The bed looked unmade and empty but she was there, sleeping while a studio audience roared and a cellular mutiny of rot multiplied unopposed inside her body.
Carl went through this with his dad around the time I moved to Seattle.
He opened a door at the end of the hall and led me downstairs. Asked:
How’d you fuck this one up?
I said I wouldn’t drink. And I did.
I dropped my backpack and stood my guitar upright in the corner under slanted bands of streetlight.
Carl flicked a switch, powering fluorescent tubes that popped softly, snapped and clacked overhead.
That’s your M.O., he said. Dogs roll in smelly dead shit and you drink.
My movements felt remotely controlled, vision detached and delayed. Eyes red and raw from processing grainy video feed from an undersea probe.
I submerged further into shock. Looked at my hands, saw my legs below me and my feet beneath them, attached but somehow separate and uncomfortably abstract. A photo of a drawing of an image of me, standing in shoes my fingers laced up that morning in a thoughtless moment of automatic action. I considered how my fortunes had changed since I left Margaret asleep in our bed, tied those knots on my feet and walked downtown to open PapaTaco.
I turned my hands over and studied parts of a puppet impostor incapable of doing all the things I’d watched them do that day. I couldn’t understand or accept the fact that I was here now, shot down behind enemy lines, seeking shelter from a sympathetic partisan ex-bandmate.
Carl lifted cushions from the couch, jimmy-jacked the tubular frame upward and out to form a bed and for a moment we stood without speaking, mourners at the edge of an open grave. I’ve logged a great number of hours on countless couches and I’ll testify that the only thing more depressing than sleeping on a shitty couch is sleeping on one that transforms into a shitty bed.
Springs plucked and hummed as I crab-walked my ass to the cold musty middle of the mattress. I shucked my shoes and let them thump to the Berber carpet.
Carl opened a closet and began to unpack a suburban yard sale of snowboards water skis life jackets chest coolers and tents stuffed into slippery nylon bags. He stacked those items against the wall. Made enough room to disappear inside and dug deeper.
And I got myself fired today.
Nice, Carl said. You file for unemployment?
No way. Pure fucking misconduct.
He stopped rummaging, poked his head out like a prairie dog.
So? Fuck it. File anyway. They deny, you appeal. Every time I was denied, and every time I appealed and got my benefits. You have to file.
Carl knew how to game anything, anyone. No was never no to him, rejection never truly final. Those things simply didn’t translate, wouldn’t stick. Carl could sniff out an unknown angle and juggle the odds in his favor. Prop a mirror in front of the situation and disappear into it, running upside-down and backward toward some M.C. Escher vanishing point where downstairs was upstairs and he somehow came out golden.

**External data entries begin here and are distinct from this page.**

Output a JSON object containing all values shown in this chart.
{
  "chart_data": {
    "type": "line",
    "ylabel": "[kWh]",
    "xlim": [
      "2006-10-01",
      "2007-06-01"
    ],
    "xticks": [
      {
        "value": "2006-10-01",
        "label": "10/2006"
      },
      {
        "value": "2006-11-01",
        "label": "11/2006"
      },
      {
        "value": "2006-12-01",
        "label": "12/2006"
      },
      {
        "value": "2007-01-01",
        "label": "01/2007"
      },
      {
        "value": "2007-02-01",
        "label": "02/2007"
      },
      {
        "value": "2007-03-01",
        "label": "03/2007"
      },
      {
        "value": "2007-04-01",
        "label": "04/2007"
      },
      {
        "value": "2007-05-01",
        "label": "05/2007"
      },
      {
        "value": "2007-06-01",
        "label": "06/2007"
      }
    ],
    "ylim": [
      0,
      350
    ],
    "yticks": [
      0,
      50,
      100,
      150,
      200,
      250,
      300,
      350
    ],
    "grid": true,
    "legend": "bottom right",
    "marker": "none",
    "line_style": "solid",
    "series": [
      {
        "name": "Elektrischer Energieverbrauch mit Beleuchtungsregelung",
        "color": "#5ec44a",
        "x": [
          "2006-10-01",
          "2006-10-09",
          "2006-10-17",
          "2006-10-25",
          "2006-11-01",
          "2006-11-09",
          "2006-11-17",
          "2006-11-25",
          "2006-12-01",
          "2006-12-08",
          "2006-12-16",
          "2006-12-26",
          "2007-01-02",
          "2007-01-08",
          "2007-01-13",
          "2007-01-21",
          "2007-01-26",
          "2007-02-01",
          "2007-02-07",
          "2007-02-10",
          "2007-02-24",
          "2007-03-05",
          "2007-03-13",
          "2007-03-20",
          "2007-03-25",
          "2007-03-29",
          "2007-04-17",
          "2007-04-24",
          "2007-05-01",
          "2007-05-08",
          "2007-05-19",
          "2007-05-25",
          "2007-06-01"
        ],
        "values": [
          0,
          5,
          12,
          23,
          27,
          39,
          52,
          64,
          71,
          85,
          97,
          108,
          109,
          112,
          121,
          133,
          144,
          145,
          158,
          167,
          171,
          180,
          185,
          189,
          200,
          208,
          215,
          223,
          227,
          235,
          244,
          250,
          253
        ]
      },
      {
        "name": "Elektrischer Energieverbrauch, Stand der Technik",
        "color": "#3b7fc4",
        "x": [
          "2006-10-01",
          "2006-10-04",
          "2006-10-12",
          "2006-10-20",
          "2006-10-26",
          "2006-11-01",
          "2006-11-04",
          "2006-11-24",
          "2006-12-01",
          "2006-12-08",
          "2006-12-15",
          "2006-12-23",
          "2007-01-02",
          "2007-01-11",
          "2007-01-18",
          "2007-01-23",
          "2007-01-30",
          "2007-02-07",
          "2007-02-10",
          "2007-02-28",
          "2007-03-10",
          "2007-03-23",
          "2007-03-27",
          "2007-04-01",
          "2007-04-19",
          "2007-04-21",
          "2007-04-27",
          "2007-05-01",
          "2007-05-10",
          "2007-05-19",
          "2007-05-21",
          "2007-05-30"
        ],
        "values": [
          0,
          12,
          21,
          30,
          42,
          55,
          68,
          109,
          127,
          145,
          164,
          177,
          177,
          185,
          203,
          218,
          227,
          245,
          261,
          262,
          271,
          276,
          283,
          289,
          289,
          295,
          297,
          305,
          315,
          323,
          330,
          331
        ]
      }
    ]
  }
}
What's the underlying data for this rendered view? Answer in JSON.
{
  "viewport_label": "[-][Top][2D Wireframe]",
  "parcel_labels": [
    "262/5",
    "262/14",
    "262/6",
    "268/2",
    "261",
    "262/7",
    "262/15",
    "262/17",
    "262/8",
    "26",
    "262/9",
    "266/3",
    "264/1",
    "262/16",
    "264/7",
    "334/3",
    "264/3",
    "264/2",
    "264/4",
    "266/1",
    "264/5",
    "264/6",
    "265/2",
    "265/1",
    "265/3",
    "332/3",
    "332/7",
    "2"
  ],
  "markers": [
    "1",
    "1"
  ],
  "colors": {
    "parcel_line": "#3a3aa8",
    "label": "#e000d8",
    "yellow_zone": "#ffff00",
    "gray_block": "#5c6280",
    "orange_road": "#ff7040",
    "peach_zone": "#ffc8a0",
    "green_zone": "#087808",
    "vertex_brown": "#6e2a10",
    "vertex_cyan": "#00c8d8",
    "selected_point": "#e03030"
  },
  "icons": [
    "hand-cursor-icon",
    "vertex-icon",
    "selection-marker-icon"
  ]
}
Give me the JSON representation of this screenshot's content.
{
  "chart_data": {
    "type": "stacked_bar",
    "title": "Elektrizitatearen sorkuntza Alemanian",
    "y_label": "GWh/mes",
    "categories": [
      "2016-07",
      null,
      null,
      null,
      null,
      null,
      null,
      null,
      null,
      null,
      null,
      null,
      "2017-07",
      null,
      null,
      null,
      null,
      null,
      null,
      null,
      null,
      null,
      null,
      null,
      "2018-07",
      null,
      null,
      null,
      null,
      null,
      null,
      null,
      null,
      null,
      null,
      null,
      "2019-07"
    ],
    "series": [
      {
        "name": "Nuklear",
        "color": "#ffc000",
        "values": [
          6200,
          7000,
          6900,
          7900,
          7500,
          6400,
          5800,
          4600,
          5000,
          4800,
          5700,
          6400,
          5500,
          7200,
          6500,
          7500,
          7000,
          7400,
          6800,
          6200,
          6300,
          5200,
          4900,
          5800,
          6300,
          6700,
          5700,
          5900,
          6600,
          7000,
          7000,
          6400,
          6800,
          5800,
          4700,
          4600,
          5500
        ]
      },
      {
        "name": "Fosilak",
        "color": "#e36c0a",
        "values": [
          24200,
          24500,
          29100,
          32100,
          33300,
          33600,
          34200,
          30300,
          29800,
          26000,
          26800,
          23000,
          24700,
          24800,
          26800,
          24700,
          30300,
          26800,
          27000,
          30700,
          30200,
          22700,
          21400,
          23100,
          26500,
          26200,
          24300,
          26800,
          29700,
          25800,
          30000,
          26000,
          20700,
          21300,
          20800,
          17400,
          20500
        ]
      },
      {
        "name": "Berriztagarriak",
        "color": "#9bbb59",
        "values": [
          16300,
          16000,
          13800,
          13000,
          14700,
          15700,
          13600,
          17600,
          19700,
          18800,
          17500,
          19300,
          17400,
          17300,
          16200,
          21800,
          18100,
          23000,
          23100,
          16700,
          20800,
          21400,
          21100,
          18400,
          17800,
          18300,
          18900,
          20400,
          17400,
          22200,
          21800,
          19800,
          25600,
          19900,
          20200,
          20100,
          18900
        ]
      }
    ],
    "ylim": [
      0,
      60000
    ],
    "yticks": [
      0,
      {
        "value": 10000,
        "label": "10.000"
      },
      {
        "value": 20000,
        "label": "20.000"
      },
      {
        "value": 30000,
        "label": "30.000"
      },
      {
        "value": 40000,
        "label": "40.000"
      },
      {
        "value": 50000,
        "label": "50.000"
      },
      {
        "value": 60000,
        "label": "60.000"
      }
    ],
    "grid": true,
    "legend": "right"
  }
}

He threw a shriveled down sleeping bag over me. I drew it across my chest and turned onto my side, already splendidly uncomfortable.

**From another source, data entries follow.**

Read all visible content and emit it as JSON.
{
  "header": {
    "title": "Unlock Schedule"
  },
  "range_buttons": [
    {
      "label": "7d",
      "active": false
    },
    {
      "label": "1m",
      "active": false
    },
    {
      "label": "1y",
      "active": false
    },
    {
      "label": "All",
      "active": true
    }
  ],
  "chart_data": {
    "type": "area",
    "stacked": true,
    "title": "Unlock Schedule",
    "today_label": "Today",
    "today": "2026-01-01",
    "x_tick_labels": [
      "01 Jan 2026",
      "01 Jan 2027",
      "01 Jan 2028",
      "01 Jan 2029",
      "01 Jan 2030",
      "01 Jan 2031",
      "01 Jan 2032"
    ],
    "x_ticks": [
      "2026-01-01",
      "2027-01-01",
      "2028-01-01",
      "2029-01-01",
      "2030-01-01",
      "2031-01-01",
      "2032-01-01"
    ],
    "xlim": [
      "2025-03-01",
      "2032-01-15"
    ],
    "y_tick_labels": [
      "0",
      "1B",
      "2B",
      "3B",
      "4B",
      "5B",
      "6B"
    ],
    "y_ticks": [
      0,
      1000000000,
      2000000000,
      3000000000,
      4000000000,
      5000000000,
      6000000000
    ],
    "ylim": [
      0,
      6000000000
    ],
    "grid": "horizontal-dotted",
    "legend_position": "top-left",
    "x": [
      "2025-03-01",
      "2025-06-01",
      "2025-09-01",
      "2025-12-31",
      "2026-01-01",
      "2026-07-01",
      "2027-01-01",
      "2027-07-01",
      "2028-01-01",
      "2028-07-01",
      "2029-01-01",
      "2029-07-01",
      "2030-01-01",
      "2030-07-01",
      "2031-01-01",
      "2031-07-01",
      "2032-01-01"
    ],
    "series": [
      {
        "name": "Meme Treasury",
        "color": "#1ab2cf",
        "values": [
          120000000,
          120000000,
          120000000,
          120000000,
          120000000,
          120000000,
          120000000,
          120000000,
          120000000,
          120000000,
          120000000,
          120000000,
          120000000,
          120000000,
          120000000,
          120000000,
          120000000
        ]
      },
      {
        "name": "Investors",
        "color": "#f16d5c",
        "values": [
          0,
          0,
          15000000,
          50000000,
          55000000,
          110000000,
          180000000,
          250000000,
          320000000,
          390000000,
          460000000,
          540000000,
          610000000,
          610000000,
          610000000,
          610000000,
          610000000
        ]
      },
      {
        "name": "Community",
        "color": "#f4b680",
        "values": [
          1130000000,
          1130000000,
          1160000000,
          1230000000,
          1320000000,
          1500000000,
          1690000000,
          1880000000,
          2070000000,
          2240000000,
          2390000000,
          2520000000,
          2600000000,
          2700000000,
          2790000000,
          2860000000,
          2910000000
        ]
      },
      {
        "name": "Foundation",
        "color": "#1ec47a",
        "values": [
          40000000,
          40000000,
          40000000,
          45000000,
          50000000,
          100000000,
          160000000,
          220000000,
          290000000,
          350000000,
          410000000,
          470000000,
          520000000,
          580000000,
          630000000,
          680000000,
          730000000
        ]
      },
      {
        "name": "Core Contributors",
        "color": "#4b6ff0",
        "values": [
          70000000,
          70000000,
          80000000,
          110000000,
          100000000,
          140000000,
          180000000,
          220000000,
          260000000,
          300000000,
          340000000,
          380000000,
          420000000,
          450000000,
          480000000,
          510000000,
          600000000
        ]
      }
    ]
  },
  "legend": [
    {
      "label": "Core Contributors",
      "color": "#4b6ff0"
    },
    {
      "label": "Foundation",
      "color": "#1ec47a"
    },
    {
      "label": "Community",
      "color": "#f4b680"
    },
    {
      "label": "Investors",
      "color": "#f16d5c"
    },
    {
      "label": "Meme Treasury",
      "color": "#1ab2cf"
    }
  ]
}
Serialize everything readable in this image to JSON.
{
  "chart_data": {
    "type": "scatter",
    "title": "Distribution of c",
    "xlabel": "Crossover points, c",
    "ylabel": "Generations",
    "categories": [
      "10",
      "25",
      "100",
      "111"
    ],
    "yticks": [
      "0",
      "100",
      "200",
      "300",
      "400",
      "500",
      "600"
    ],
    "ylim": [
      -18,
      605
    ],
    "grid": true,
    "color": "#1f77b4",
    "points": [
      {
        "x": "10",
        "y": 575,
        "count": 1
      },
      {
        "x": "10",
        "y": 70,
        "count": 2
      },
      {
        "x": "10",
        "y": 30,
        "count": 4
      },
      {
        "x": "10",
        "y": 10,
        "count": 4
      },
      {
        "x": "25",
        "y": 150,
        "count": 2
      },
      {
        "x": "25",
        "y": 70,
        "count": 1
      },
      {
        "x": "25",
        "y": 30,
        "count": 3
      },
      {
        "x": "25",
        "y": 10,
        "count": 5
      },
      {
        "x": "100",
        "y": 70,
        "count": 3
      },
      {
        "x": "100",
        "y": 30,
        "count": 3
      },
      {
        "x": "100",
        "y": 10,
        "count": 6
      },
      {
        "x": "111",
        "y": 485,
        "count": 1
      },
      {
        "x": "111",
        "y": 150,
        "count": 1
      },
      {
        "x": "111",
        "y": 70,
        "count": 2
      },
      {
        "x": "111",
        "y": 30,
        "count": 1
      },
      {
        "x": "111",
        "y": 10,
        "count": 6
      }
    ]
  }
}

Your mom’s okay with me staying here?
You know she fucking loves you man. She still thinks you’re going to write a hit song, take me on tour with you somewhere. Get the band back together. She always believed a hundred percent in Clownhunter.
The rest of our parents saw the band as a lark but Carl’s mom was an active supporter, a true Clownhunter believer. When none of us had credit cards she phoned ahead and booked motel rooms on her Visa. We put a million miles on her camper van touring in high school. That woman had a heart as big as a barn.
Carl returned items to the closet in order by season.